Structural design of concrete pavements

Paper by CAROFF NISSOUX VERHEE from ISCR 5th 1986 Aachen Germany

Under present economic conditions the use of bitumen is being reduced as much as possible. For more than twenty years the application of semi-rigid pavements has revealed the drawbacks but also the advantages of such structures. The chief advantage is their low cost, which can be further reduced if the materials and the techniques of placing them are developed so as to obviate the need for thick bituminous wearing courses. On the other hand, cracking is becoming increasing unacceptable to highway managers because of the maintenance cost involved, the nuisance to road users and the operating difficulties due to frequent remedial activities. The aim is therefore twofold: - reducing the effects of cracks due to shrinkage by greatly increasing their number; - improving the surface properties of the materials treated with hydraulic binders so as to enable the wearing course to be limited to a surface coating. It is reckoned that this can be achieved by compacting the base course by internal vibration and fracturing it transversely before the 'natural' cracks have appeared and so timed that these discontinuities very only vary little in width. In this way it is intended to obtain a pavement course in which the large number of discontinuities will cause it to function in a pseudocontinuous manner. Why fracture the basecourse? On the one hand this is a technique that can be applied to compacted materials as treated by internal vibration. On the other hand, predetermining the location of the cracks by incipient fractures which reduce the cross-section of the course is not sufficient for obtaining the desired type of cracking. The research work as a whole outlined here will comprise: - Developing a finite element model of a multiplyfractured structure.

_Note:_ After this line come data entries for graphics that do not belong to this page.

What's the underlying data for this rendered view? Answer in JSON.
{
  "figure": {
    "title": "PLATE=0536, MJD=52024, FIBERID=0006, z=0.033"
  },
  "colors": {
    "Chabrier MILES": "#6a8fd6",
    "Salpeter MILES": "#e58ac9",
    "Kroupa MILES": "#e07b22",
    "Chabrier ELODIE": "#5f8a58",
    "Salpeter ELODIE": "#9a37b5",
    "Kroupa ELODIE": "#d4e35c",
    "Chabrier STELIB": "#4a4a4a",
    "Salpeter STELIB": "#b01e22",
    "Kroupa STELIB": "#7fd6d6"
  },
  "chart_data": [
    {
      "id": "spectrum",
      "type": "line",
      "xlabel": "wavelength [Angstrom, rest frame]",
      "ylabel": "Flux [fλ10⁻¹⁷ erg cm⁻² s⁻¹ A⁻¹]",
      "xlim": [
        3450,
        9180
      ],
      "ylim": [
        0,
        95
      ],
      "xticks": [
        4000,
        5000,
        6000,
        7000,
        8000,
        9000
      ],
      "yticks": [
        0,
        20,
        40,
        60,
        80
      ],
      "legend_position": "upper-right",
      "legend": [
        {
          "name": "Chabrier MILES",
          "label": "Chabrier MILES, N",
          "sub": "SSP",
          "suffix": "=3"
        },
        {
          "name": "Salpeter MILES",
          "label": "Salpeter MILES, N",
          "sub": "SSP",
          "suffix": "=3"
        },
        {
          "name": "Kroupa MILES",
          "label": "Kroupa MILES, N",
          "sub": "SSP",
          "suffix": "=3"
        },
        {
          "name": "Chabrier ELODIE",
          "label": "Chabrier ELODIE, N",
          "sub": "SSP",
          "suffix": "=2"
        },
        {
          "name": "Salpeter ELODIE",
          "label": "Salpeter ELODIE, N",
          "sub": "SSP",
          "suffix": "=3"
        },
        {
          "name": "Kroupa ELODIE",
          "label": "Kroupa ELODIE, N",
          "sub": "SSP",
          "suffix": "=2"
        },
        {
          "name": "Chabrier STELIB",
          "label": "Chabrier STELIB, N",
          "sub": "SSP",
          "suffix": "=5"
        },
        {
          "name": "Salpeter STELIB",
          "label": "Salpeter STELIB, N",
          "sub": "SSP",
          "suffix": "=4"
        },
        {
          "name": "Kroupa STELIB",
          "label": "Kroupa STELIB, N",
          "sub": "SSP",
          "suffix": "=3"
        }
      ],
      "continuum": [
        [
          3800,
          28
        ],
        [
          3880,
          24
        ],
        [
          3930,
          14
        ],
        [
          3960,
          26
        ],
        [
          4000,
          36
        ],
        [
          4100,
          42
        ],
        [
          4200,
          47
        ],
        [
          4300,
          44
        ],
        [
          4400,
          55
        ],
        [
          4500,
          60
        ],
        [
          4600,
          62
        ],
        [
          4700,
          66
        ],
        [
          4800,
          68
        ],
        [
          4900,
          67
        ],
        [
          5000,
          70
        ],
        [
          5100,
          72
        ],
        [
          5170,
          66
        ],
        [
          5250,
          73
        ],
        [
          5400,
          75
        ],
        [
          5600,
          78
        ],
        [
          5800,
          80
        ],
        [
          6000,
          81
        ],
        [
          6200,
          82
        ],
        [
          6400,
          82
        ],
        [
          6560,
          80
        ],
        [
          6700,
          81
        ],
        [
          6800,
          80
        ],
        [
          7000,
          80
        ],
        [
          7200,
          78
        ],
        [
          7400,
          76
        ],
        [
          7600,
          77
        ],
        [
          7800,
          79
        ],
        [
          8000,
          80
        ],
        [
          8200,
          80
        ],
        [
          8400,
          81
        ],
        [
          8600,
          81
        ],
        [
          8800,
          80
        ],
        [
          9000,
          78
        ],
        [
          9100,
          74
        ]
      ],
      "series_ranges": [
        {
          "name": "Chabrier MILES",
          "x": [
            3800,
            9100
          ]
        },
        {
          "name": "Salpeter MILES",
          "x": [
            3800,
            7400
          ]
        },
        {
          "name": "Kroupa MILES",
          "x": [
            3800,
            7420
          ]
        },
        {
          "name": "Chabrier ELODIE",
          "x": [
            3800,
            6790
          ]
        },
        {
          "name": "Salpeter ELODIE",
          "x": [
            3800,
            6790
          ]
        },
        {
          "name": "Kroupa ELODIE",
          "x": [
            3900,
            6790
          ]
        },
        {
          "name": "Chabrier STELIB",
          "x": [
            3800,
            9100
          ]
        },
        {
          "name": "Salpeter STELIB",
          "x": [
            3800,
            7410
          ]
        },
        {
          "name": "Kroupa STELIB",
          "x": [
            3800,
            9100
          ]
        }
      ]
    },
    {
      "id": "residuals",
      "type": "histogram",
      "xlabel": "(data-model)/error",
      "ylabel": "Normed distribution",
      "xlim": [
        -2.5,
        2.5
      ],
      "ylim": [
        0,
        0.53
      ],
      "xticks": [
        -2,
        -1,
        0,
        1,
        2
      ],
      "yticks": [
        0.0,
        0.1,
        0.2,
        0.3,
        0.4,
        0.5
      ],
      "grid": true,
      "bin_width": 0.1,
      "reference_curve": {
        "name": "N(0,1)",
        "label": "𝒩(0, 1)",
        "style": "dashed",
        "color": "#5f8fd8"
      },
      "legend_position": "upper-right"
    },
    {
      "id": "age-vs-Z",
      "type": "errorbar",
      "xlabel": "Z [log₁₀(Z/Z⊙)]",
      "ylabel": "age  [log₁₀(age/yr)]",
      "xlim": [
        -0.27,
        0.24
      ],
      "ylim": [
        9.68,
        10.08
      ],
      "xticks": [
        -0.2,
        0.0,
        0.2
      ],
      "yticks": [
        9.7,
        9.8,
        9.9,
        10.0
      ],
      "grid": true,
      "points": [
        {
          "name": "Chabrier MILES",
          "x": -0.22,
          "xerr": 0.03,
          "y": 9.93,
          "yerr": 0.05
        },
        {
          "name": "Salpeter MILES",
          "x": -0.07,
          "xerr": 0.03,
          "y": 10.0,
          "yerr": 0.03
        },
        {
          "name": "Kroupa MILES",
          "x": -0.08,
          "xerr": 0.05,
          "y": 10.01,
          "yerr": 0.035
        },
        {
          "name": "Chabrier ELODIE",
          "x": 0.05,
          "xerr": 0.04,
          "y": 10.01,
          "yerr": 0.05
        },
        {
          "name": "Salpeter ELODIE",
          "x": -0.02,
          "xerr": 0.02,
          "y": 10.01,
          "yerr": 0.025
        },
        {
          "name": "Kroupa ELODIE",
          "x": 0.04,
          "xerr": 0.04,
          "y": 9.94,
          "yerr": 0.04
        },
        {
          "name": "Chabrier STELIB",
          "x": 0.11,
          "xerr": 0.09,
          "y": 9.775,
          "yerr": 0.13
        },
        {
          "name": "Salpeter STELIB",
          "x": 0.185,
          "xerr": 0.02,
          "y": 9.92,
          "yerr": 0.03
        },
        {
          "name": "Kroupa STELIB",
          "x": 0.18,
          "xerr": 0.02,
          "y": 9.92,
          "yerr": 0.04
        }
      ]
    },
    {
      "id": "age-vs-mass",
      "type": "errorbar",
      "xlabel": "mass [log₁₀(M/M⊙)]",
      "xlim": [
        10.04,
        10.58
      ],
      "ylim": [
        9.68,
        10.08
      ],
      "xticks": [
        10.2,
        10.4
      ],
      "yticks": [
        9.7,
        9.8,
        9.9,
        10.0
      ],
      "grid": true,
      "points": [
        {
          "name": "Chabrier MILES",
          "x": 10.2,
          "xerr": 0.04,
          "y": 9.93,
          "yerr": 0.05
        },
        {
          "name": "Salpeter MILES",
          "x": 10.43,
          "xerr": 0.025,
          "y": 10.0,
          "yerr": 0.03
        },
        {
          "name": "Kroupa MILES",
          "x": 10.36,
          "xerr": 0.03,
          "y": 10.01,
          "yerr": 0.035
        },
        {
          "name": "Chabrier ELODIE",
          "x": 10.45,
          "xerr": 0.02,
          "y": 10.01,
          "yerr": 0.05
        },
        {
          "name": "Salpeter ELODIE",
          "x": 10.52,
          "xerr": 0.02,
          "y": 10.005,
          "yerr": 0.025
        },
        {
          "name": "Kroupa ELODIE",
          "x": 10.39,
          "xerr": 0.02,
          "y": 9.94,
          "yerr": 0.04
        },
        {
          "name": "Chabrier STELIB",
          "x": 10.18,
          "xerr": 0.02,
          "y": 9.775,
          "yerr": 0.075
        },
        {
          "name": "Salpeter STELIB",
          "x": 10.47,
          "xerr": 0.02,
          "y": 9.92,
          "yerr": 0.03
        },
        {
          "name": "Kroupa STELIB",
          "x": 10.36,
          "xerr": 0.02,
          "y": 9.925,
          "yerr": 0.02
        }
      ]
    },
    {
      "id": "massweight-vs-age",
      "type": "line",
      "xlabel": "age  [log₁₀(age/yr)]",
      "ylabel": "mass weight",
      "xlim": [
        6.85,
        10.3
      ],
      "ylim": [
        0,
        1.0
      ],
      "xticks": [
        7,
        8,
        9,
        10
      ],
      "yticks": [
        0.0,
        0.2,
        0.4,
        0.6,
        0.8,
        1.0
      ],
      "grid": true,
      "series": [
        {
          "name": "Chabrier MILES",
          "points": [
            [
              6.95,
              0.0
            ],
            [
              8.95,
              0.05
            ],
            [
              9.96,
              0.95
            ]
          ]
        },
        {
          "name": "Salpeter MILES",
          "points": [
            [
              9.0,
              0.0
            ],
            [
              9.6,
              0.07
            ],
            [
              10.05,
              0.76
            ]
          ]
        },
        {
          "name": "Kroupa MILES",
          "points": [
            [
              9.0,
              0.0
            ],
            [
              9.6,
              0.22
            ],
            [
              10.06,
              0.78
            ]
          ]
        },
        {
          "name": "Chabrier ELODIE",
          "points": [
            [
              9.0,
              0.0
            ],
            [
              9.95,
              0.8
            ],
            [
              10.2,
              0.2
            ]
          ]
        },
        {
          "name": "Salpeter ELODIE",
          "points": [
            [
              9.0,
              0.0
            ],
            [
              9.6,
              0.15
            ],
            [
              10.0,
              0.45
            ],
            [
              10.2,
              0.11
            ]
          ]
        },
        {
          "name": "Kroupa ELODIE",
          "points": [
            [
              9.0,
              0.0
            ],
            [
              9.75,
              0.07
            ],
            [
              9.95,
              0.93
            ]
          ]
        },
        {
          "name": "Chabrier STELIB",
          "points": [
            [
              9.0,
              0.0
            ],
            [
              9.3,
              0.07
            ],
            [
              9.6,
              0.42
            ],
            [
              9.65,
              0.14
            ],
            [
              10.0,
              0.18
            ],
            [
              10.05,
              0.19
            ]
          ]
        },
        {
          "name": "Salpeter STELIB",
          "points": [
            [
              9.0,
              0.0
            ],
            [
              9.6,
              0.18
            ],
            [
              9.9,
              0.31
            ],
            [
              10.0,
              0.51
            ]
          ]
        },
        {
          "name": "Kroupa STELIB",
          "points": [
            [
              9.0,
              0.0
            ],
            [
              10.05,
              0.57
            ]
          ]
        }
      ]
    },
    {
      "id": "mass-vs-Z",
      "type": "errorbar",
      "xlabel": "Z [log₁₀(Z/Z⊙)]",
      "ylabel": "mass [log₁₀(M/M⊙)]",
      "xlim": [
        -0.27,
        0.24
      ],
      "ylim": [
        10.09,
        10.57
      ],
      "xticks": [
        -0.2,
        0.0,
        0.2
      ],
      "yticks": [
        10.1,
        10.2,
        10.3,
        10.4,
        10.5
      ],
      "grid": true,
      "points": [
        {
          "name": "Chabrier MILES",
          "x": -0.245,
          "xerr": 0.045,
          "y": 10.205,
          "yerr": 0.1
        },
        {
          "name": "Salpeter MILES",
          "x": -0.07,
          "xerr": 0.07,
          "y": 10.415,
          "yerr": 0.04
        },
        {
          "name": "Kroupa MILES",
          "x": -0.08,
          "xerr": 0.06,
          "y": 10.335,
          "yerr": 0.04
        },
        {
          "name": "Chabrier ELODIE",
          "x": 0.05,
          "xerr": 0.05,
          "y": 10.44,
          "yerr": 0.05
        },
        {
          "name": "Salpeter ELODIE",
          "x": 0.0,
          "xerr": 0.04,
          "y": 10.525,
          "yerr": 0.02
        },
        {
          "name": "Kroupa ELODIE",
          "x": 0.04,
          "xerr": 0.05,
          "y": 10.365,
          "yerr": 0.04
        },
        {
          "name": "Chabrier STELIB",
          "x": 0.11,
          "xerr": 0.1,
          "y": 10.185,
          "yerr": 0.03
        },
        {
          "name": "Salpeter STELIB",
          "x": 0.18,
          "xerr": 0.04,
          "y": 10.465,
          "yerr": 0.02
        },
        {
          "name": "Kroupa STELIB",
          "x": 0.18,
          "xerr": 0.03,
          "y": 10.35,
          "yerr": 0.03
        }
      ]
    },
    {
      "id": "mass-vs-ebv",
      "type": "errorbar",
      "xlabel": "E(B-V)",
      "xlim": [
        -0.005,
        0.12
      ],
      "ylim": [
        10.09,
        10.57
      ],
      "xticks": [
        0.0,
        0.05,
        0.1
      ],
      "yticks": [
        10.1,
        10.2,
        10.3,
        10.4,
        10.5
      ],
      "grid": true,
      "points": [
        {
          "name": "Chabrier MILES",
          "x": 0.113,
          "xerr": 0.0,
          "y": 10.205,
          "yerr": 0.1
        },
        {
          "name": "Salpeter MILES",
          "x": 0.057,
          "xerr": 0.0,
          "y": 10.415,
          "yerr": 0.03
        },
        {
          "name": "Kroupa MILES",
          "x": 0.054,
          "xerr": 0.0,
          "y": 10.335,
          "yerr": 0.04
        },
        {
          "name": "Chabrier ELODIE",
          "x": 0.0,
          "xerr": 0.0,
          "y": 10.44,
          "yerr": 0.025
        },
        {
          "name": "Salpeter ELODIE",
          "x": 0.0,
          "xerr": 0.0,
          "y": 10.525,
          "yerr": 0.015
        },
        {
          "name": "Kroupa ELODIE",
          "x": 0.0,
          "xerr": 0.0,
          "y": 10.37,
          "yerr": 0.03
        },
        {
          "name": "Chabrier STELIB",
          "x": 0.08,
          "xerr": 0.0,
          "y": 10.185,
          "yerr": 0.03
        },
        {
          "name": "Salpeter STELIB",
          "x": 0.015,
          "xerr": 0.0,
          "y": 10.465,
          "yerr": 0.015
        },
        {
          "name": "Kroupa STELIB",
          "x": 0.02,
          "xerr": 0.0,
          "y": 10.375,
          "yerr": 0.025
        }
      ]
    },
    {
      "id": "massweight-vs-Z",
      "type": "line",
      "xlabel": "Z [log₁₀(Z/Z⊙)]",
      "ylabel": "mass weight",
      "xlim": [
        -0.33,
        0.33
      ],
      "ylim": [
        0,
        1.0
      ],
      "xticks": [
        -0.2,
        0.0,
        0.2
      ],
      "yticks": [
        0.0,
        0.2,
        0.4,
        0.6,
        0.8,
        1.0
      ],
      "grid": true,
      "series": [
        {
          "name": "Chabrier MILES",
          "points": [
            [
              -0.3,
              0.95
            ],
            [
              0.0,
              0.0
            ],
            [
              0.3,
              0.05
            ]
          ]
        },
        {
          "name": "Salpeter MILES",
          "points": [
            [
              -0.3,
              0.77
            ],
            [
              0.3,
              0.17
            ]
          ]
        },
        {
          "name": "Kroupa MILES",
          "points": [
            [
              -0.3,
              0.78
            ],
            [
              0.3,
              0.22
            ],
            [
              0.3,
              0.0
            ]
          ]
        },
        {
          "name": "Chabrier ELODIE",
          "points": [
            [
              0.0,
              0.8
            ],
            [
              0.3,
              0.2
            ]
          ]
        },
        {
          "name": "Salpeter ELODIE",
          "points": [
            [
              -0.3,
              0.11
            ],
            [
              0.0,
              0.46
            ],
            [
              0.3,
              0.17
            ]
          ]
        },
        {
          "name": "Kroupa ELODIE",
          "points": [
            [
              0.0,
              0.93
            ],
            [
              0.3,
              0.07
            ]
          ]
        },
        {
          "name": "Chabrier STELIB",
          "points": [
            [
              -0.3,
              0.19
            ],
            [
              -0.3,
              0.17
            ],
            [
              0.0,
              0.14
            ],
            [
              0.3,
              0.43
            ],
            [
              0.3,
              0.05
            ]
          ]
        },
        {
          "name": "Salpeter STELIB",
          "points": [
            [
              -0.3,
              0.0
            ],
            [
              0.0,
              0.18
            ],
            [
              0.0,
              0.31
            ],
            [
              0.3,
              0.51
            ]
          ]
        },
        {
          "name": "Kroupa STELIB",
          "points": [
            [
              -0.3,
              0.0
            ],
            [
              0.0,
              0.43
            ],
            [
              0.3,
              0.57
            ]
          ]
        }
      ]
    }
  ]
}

Improving the present mix design and placing of stabilized gravel-sand so that the mechanical and surface properties of such material will enable it to carry high-density traffic with the help of nothing more than a surface finish. - Determining the principle and the characteristics of a prototype and then of a fully developed fracturing machine for use on the site. Fracturing should make it possible to develop a highway pavement construction technique possessing all the advantages of basecourses stabilized with hydraulic binders without the major disadvantages thereof.